Key Timeline for Gotistobart in Lung Cancer

Expert Reactions: Encouraging but Early

Investigators involved in the PRESERVE-003 trial describe the new data as encouraging, particularly given that patients in this study have already failed both immunotherapy and chemotherapy.

The lead investigator, a lung cancer specialist from Yonsei Cancer Center in Seoul, noted that advanced squamous NSCLC typically has a median survival of less than one year under current standards of care. The fact that median overall survival in the Gotistobart arm has not yet been reached after about 15 months of follow-up suggests a meaningful improvement, if the trend continues.

OncoC4’s chief medical officer has also highlighted the potential of gotistobart to meet an unmet medical need in this setting, while aiming for a more favorable safety profile than older CTLA-4 antibodies.

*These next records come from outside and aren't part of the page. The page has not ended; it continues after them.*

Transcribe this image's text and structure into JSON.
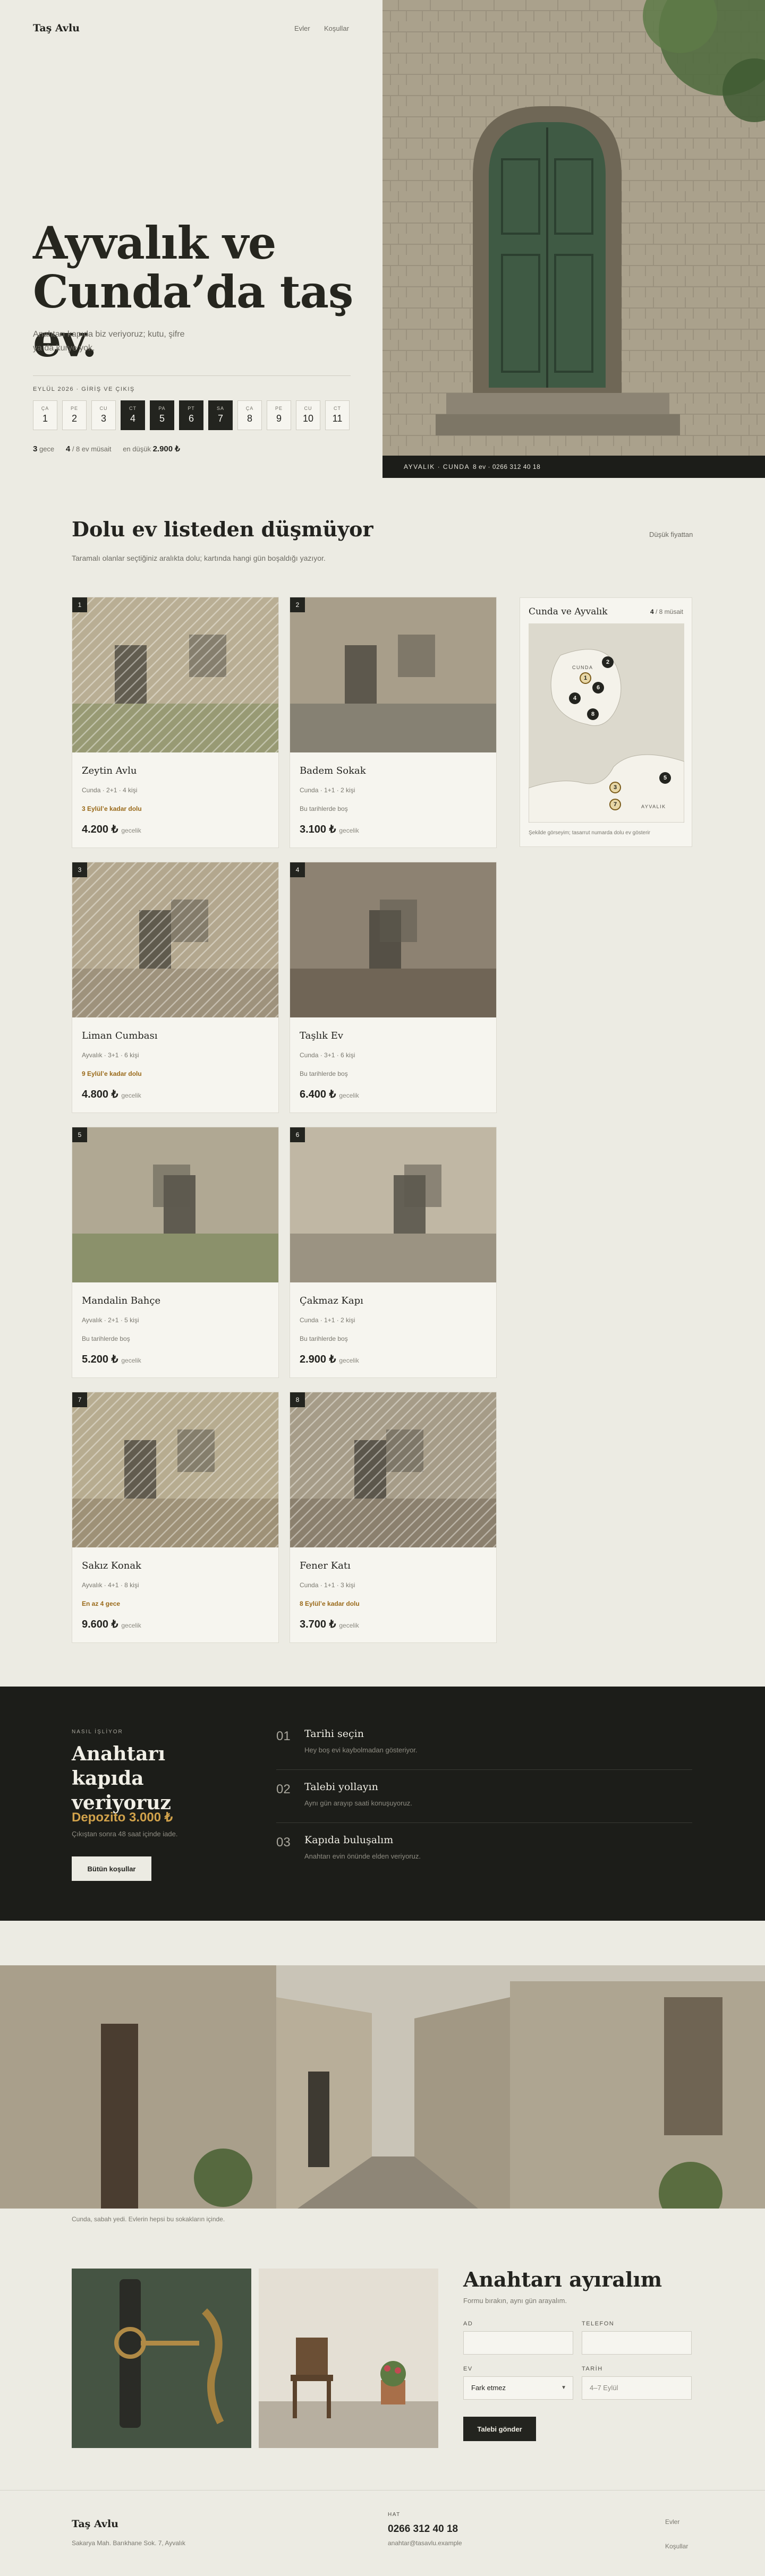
{
  "brand": "Taş Avlu",
  "nav": {
    "homes": "Evler",
    "terms": "Koşullar"
  },
  "hero": {
    "title": "Ayvalık ve Cunda’da taş ev.",
    "subtitle": "Anahtarı kapıda biz veriyoruz; kutu, şifre ya da kurye yok.",
    "week_label": "EYLÜL 2026 · GİRİŞ VE ÇIKIŞ",
    "days": [
      {
        "d": "ÇA",
        "n": "1",
        "sel": false
      },
      {
        "d": "PE",
        "n": "2",
        "sel": false
      },
      {
        "d": "CU",
        "n": "3",
        "sel": false
      },
      {
        "d": "CT",
        "n": "4",
        "sel": true
      },
      {
        "d": "PA",
        "n": "5",
        "sel": true
      },
      {
        "d": "PT",
        "n": "6",
        "sel": true
      },
      {
        "d": "SA",
        "n": "7",
        "sel": true
      },
      {
        "d": "ÇA",
        "n": "8",
        "sel": false
      },
      {
        "d": "PE",
        "n": "9",
        "sel": false
      },
      {
        "d": "CU",
        "n": "10",
        "sel": false
      },
      {
        "d": "CT",
        "n": "11",
        "sel": false
      }
    ],
    "stats": {
      "nights": "3",
      "nights_label": "gece",
      "available": "4",
      "available_label": "/ 8 ev müsait",
      "from_label": "en düşük",
      "from_price": "2.900 ₺"
    },
    "photo_bar": {
      "place": "AYVALIK · CUNDA",
      "contact": "8 ev · 0266 312 40 18"
    }
  },
  "listings": {
    "title": "Dolu ev listeden düşmüyor",
    "subtitle": "Taramalı olanlar seçtiğiniz aralıkta dolu; kartında hangi gün boşaldığı yazıyor.",
    "sort": "Düşük fiyattan",
    "per_night": "gecelik",
    "cards": [
      {
        "num": "1",
        "name": "Zeytin Avlu",
        "meta": "Cunda · 2+1 · 4 kişi",
        "avail": "3 Eylül’e kadar dolu",
        "booked": true,
        "price": "4.200 ₺"
      },
      {
        "num": "2",
        "name": "Badem Sokak",
        "meta": "Cunda · 1+1 · 2 kişi",
        "avail": "Bu tarihlerde boş",
        "booked": false,
        "price": "3.100 ₺"
      },
      {
        "num": "3",
        "name": "Liman Cumbası",
        "meta": "Ayvalık · 3+1 · 6 kişi",
        "avail": "9 Eylül’e kadar dolu",
        "booked": true,
        "price": "4.800 ₺"
      },
      {
        "num": "4",
        "name": "Taşlık Ev",
        "meta": "Cunda · 3+1 · 6 kişi",
        "avail": "Bu tarihlerde boş",
        "booked": false,
        "price": "6.400 ₺"
      },
      {
        "num": "5",
        "name": "Mandalin Bahçe",
        "meta": "Ayvalık · 2+1 · 5 kişi",
        "avail": "Bu tarihlerde boş",
        "booked": false,
        "price": "5.200 ₺"
      },
      {
        "num": "6",
        "name": "Çakmaz Kapı",
        "meta": "Cunda · 1+1 · 2 kişi",
        "avail": "Bu tarihlerde boş",
        "booked": false,
        "price": "2.900 ₺"
      },
      {
        "num": "7",
        "name": "Sakız Konak",
        "meta": "Ayvalık · 4+1 · 8 kişi",
        "avail": "En az 4 gece",
        "booked": true,
        "price": "9.600 ₺"
      },
      {
        "num": "8",
        "name": "Fener Katı",
        "meta": "Cunda · 1+1 · 3 kişi",
        "avail": "8 Eylül’e kadar dolu",
        "booked": true,
        "price": "3.700 ₺"
      }
    ],
    "map": {
      "title": "Cunda ve Ayvalık",
      "count": "4",
      "count_label": "/ 8 müsait",
      "label_cunda": "CUNDA",
      "label_ayvalik": "AYVALIK",
      "caption": "Şekilde görseyim; tasarrut numarda dolu ev gösterir"
    }
  },
  "how": {
    "eyebrow": "NASIL İŞLİYOR",
    "title": "Anahtarı kapıda veriyoruz",
    "deposit": "Depozito 3.000 ₺",
    "deposit_note": "Çıkıştan sonra 48 saat içinde iade.",
    "terms_button": "Bütün koşullar",
    "steps": [
      {
        "n": "01",
        "t": "Tarihi seçin",
        "d": "Hey boş evi kaybolmadan gösteriyor."
      },
      {
        "n": "02",
        "t": "Talebi yollayın",
        "d": "Aynı gün arayıp saati konuşuyoruz."
      },
      {
        "n": "03",
        "t": "Kapıda buluşalım",
        "d": "Anahtarı evin önünde elden veriyoruz."
      }
    ]
  },
  "street_caption": "Cunda, sabah yedi. Evlerin hepsi bu sokakların içinde.",
  "booking": {
    "title": "Anahtarı ayıralım",
    "subtitle": "Formu bırakın, aynı gün arayalım.",
    "name_label": "AD",
    "phone_label": "TELEFON",
    "home_label": "EV",
    "home_value": "Fark etmez",
    "date_label": "TARİH",
    "date_placeholder": "4–7 Eylül",
    "submit": "Talebi gönder"
  },
  "footer": {
    "brand": "Taş Avlu",
    "address": "Sakarya Mah. Barıkhane Sok. 7, Ayvalık",
    "line_label": "HAT",
    "phone": "0266 312 40 18",
    "email": "anahtar@tasavlu.example",
    "homes": "Evler",
    "terms": "Koşullar"
  },
  "colors": {
    "ink": "#23231f",
    "paper": "#ecebe3",
    "card": "#f6f5ef",
    "dark": "#1c1d19",
    "accent": "#b8862c"
  }
}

At the same time, independent analysts point out that:

• The current results come from a relatively small group of patients.
• Larger, randomized Stage 2 data will be needed to confirm whether Gotistobart can change the standard of care.
• Long-term safety data, including detailed immune-related side effects, will be critical.

What Comes Next for Gotistobart in Lung Cancer

For now, gotistobart remains an experimental option available only in clinical trials.

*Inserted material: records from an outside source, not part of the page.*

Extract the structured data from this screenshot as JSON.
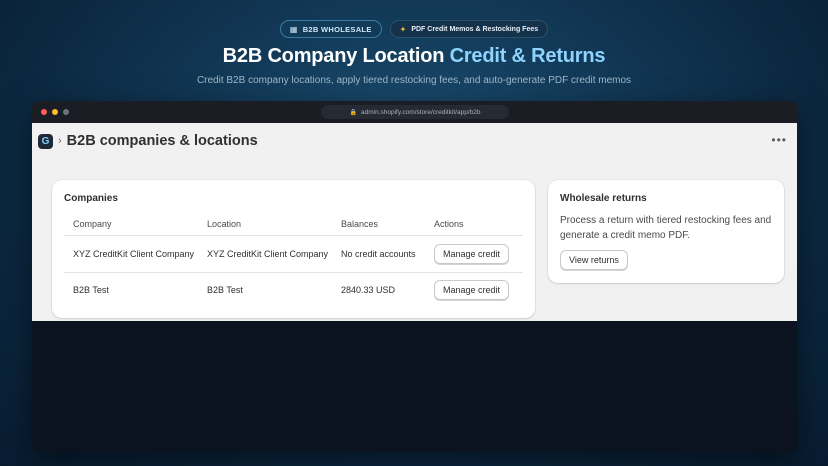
{
  "badges": {
    "primary": {
      "icon": "building-icon",
      "label": "B2B WHOLESALE"
    },
    "secondary": {
      "icon": "sparkle-icon",
      "label": "PDF Credit Memos & Restocking Fees"
    }
  },
  "hero": {
    "title_main": "B2B Company Location ",
    "title_accent": "Credit & Returns",
    "subtitle": "Credit B2B company locations, apply tiered restocking fees, and auto-generate PDF credit memos"
  },
  "browser": {
    "url": "admin.shopify.com/store/creditkit/app/b2b",
    "traffic_lights": [
      "#ff5f57",
      "#febc2e",
      "#6b7280"
    ]
  },
  "app": {
    "logo_letter": "G",
    "breadcrumb_separator": "›",
    "page_title": "B2B companies & locations",
    "more_label": "•••"
  },
  "companies_card": {
    "title": "Companies",
    "columns": [
      "Company",
      "Location",
      "Balances",
      "Actions"
    ],
    "rows": [
      {
        "company": "XYZ CreditKit Client Company",
        "location": "XYZ CreditKit Client Company",
        "balance": "No credit accounts",
        "action": "Manage credit"
      },
      {
        "company": "B2B Test",
        "location": "B2B Test",
        "balance": "2840.33 USD",
        "action": "Manage credit"
      }
    ]
  },
  "returns_card": {
    "title": "Wholesale returns",
    "description": "Process a return with tiered restocking fees and generate a credit memo PDF.",
    "button": "View returns"
  },
  "colors": {
    "accent": "#8fd3ff",
    "background": "#0b2740",
    "app_bg": "#f1f1f1"
  }
}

The next key steps include:

• Completion of Stage 2 of the PRESERVE-003 trial in squamous NSCLC.
• Full analysis of overall survival, response rates, and safety across a larger, more diverse patient group.
• Potential regulatory submissions if the pivotal data confirm a survival benefit with an acceptable safety profile.

If the positive trends seen so far are confirmed, gotistobart could become one of the first next-generation CTLA-4–targeted therapies to show a strong survival benefit in lung cancer after modern immunotherapy. However, until the pivotal results are released and regulators have reviewed them, the drug should be seen as a promising but unproven option.

For patients and clinicians, the message is cautiously optimistic: in an area where options are limited and outcomes are poor, the Gotistobart lung cancer drug trial offers a new line of hope—but one that still needs to pass the final tests of evidence and safety.